Question

A light spring of constant 179 N/m rests vertically on the bottom of a large beaker of water. A 5.32 kg block of wood of density 622 kg/m3 is connected to the top of the spring and the block-spring system is allowed to come to static equilibrium.

Answer 1

Answer:

Compression of the spring: 0.18 m (downward)

Explanation:

The forces acting on the block of wood are:

- The force of gravity, acting downward, of magnitude $mg$, where m = 5.32 kg is the mass of the block and $g=9.8 m/s^2$ is the acceleration due to gravity

- The force exerted by the spring, downward, of magnitude $kx$, where $k=179N/m$ is the spring constant and $x$ is the elongation of the spring

- The buoyant force, upward, of magnitude $\rho V g$, where $\rho=1000 kg/m^3$ is the water density and V the volume of the block

Since the block is in equilibrium, the net force is zero, so we can write

$mg+kx-\rho V g=0$ (1)

We have to find the volume of the block first.

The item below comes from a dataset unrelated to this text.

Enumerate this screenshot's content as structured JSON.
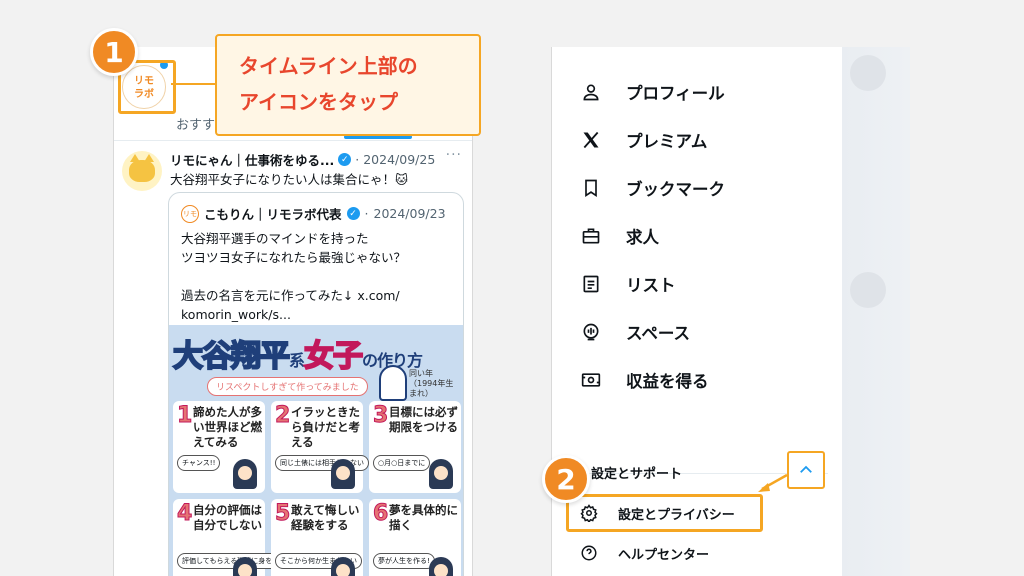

We have:

m = 5.32 kg (mass)

$\rho_w = 622 kg/m^3$ (wood density)

So, the volume is

$V=\frac{m}{\rho_w}=\frac{5.32}{622}=0.0086 m^3$

So now we can re-arrange eq.(1) to find the elongation of the spring, x:

$x=\frac{-mg+\rho Vg}{k}=\frac{-(5.32)(9.8)+(1000)(0.0086)(9.8)}{179}=0.18 m$

So, the spring is compressed by 0.18 m.